Thiago Silva, o melhor zagueiro do Brasil, deixou o campo pouco depois, com um estiramento na coxa. Foi substituído pelo experiente Roger, que não comprometeu. A alteração seguinte de Renato foi uma das mais geniais lições de como entregar o ouro ao bandido.
Seu time tem plenas possibilidades de vencer a partida, mesmo depois de sofrer o gol de empate? Diminua um pouco essas chances tirando um dos maiores craques do time (Thiago Neves – que não jogava bem, admito: mas estava tão mal quanto o resto do time, e o camisa 10 tricolor é inegavelmente um jogador que, mesmo estando mal, pode decidir a partida em um lance) e coloque um volante(?)/meia(?) inoperante, que não marque bem, nem passe bem, nem tenha habilidade. Que só corra e perca a bola (no caso do jogo, esse papel coube ao esforçado, mas nulo, Maurício).
E tome apatia, e tome incompetência. A sorte é que o Flu não tinha só um

craque capaz de decidir o jogo: Conca, num chute de longe, vence o goleiro Barahona, que pula atrasado e deixa passar uma bola pouco perigosa. Agora é hora de o time engrenar e fazer um placar mais elástico pra garantir de vez a classificação, não é?
E aí vem Dodô! O atacante dos gols bonitos pode voltar de maneira triunfal, e quem sabe até fazer o Washington (em péssima fase) voltar a jogar bem, já que foi ao lado de um atacante de ofício que o Coração Valente, Guerreiro Tricolor teve suas melhores atuações.
Mas o Renato é mesmo um mestre do “ah, não, vai ficar fácil demais, vamo dificultar essa parada”. E em vez de tirar o desaparecido Cícero, saca justamente o Conca, que acabara de fazer o gol! O Flu finalmente volta a ter dois atacantes – mas, em compensação, não tem mais nenhum armador em campo. Sem ligação entre o meio e o ataque, o tricolor toma sufoco no final da partida: Libertadores tem que ser suada, né.
Afinal, o senso comum diz que nada vem (nada pode vir) facilmente. Não há mérito em vitórias fáceis, não há mérito no que não exige de nós esforços sobre-humanos. Toda vitória há de ser sofrimento profundo, batalha épica, Grêmio e Peñarol – Renato Gaúcho que o diga.
Vai ver é inconscientemente que transformamos os problemas mais simples em grandes dilemas definidores das nossas vidas. Não admitimos que os dragões sejam apenas moinhos de vento. Até os pequenos percalços do dia-a-dia se tornam jornadas épicas através da Terra-Média para salvar a raça humana. Isso pode até ser bom enquanto vencermos essas pequenas batalhas: vamos nos sentir como se tivéssemos acabado de derrotar o Boca em pleno La Bombonera, no último minuto, tomando porrada dos jogadores e sendo atingidos por objetos vindos da torcida. Cada pequena vitória, um título mundial.

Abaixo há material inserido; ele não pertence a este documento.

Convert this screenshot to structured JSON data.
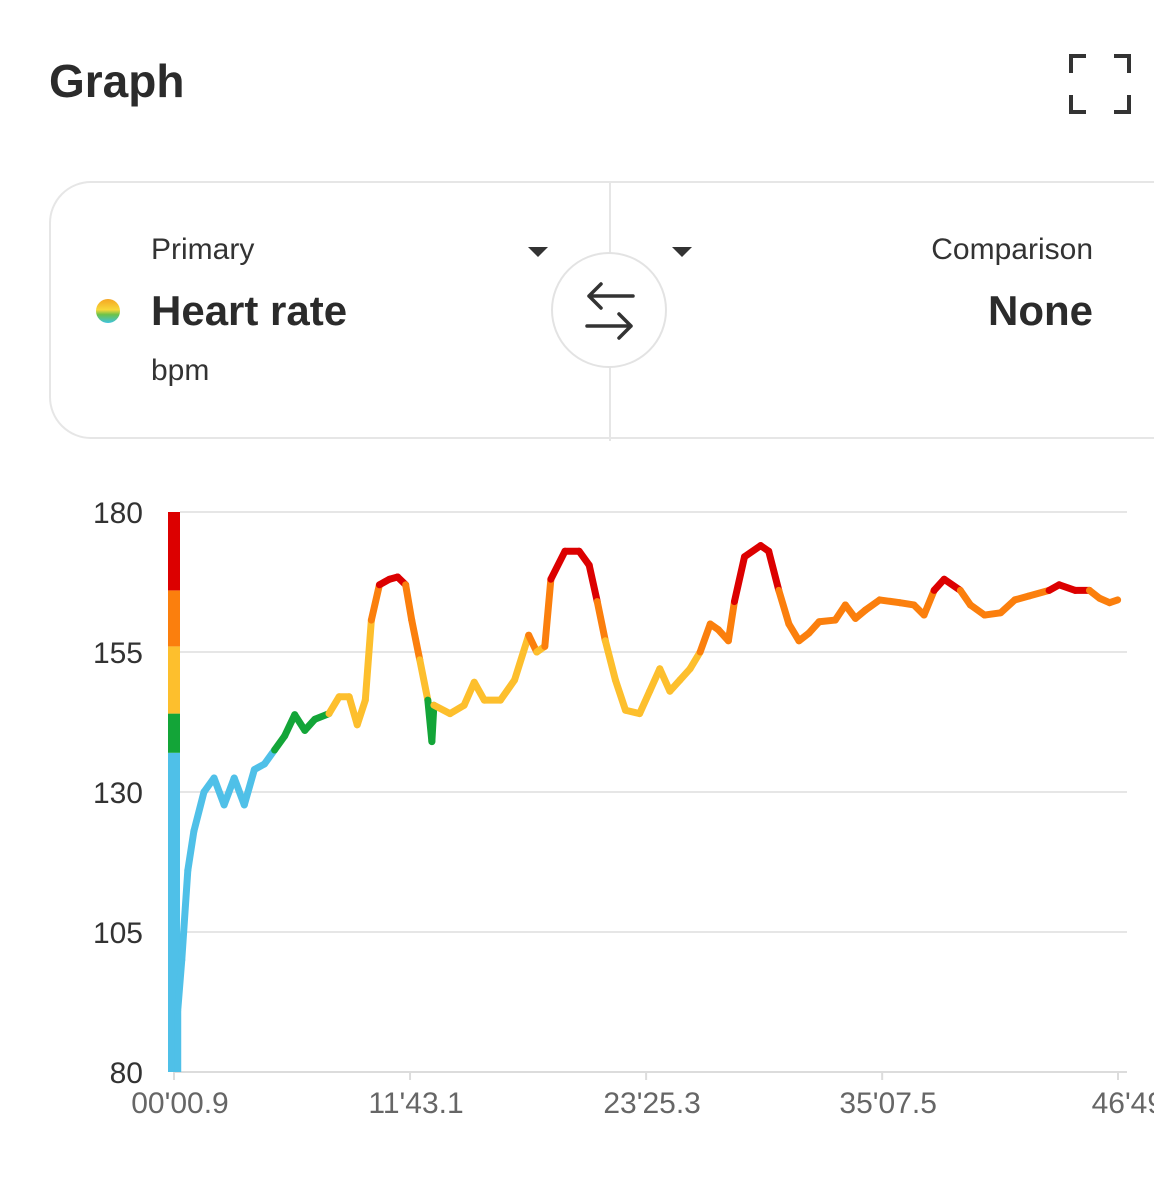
{
  "header": {
    "title": "Graph",
    "fullscreen_icon": "fullscreen-icon"
  },
  "selector": {
    "primary": {
      "label": "Primary",
      "value": "Heart rate",
      "unit": "bpm",
      "icon": "zone-gradient-dot"
    },
    "comparison": {
      "label": "Comparison",
      "value": "None"
    },
    "swap_icon": "swap-arrows-icon",
    "dropdown_icon": "caret-down-icon"
  },
  "chart_data": {
    "type": "line",
    "ylim": [
      80,
      180
    ],
    "yticks": [
      "180",
      "155",
      "130",
      "105",
      "80"
    ],
    "yticks_values": [
      180,
      155,
      130,
      105,
      80
    ],
    "xticks": [
      "00'00.9",
      "11'43.1",
      "23'25.3",
      "35'07.5",
      "46'49."
    ],
    "xticks_minutes": [
      0.015,
      11.718,
      23.422,
      35.125,
      46.817
    ],
    "grid": true,
    "zones": [
      {
        "min": 80,
        "max": 137,
        "color": "#4fc0e8"
      },
      {
        "min": 137,
        "max": 144,
        "color": "#13a538"
      },
      {
        "min": 144,
        "max": 156,
        "color": "#fdbf2d"
      },
      {
        "min": 156,
        "max": 166,
        "color": "#fb7f0d"
      },
      {
        "min": 166,
        "max": 180,
        "color": "#dc0000"
      }
    ],
    "x_minutes": [
      0.2,
      0.4,
      0.7,
      1.0,
      1.5,
      2.0,
      2.5,
      3.0,
      3.5,
      4.0,
      4.5,
      5.0,
      5.5,
      6.0,
      6.5,
      7.0,
      7.7,
      8.2,
      8.7,
      9.1,
      9.5,
      9.8,
      10.2,
      10.7,
      11.1,
      11.5,
      11.8,
      12.2,
      12.6,
      12.8,
      12.9,
      13.7,
      14.4,
      14.9,
      15.4,
      16.2,
      16.9,
      17.6,
      18.0,
      18.4,
      18.7,
      19.4,
      20.1,
      20.6,
      21.0,
      21.4,
      21.9,
      22.4,
      23.1,
      23.6,
      24.1,
      24.6,
      25.1,
      25.6,
      26.1,
      26.6,
      27.0,
      27.5,
      27.8,
      28.3,
      29.1,
      29.5,
      30.0,
      30.5,
      31.0,
      31.5,
      32.0,
      32.8,
      33.3,
      33.8,
      34.3,
      35.0,
      36.0,
      36.7,
      37.2,
      37.7,
      38.2,
      39.0,
      39.5,
      40.2,
      41.0,
      41.7,
      42.4,
      43.4,
      43.9,
      44.7,
      45.4,
      45.9,
      46.4,
      46.8
    ],
    "y_bpm": [
      91,
      100,
      116,
      123,
      130,
      132.5,
      127.7,
      132.5,
      127.7,
      134,
      135,
      137.5,
      140,
      143.8,
      141,
      143,
      144,
      147,
      147,
      142,
      146.4,
      160.7,
      167,
      168,
      168.4,
      167,
      160.7,
      153.6,
      146.4,
      139,
      145.5,
      144,
      145.5,
      149.6,
      146.4,
      146.4,
      150,
      158,
      155,
      156,
      168,
      173,
      173,
      170.5,
      164,
      157,
      150,
      144.6,
      144,
      148,
      152,
      148,
      150,
      152,
      155,
      160,
      159,
      157,
      164,
      172,
      174,
      173,
      166,
      160,
      157,
      158.4,
      160.4,
      160.7,
      163.4,
      161,
      162.5,
      164.3,
      163.8,
      163.4,
      161.6,
      166,
      168,
      166,
      163.4,
      161.6,
      162,
      164.3,
      165,
      166,
      167,
      166,
      166,
      164.6,
      163.8,
      164.3
    ]
  }
}
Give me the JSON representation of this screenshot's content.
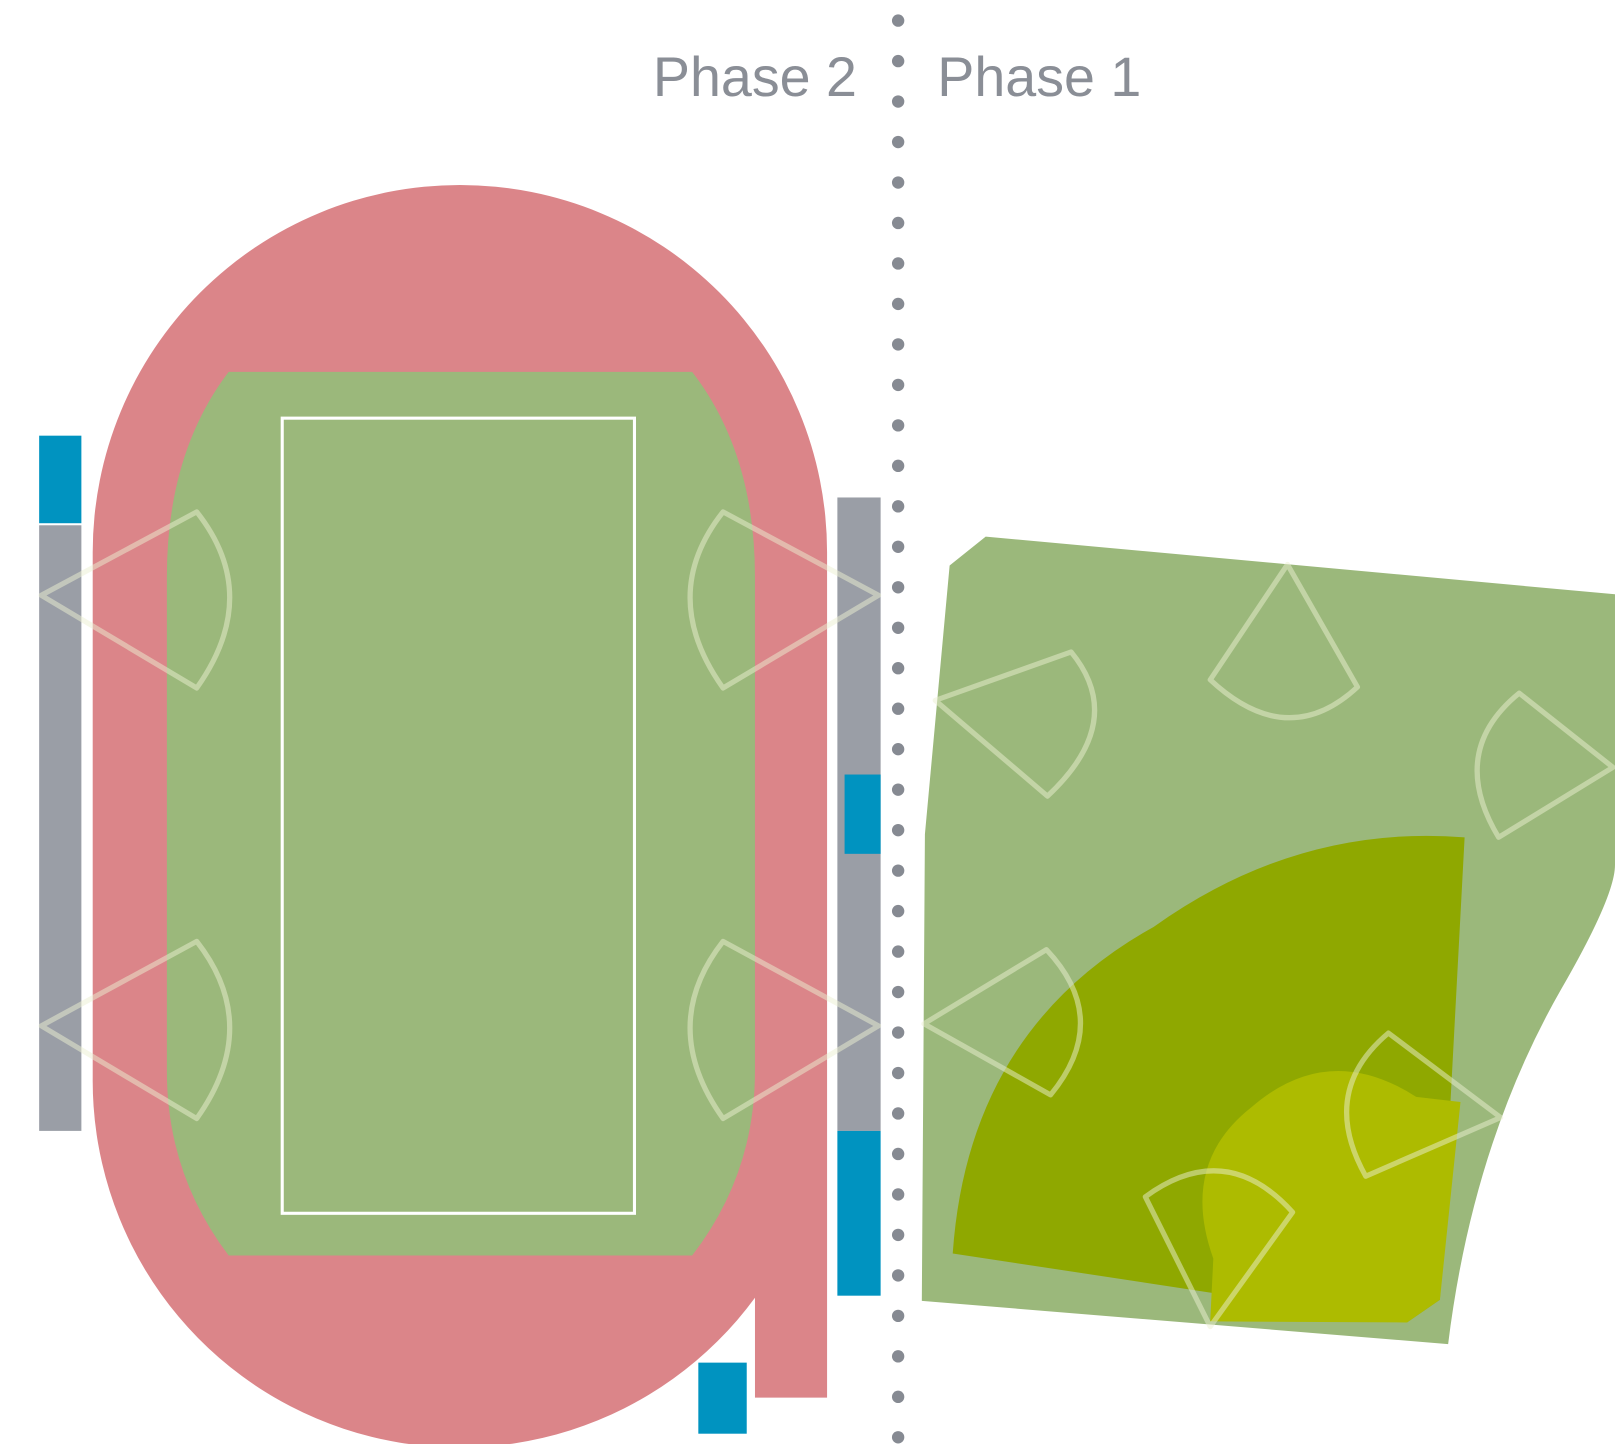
{
  "labels": {
    "left": "Phase 2",
    "right": "Phase 1"
  }
}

O problema vai ser quando, de tanto sabotarmos nossas próprias “vitórias fáceis”, acabarmos perdendo. Difícil avaliar o tamanho da queda...

Admitamos logo: nem todo jogo de Libertadores é Peñarol e Grêmio. Pode ser um Fluminense e Nacional-COL completamente sem graça, apático, em mais um daqueles pequenos percalços do cotidiano, mais uma pequena batalha da vida diária, felizmente vencida.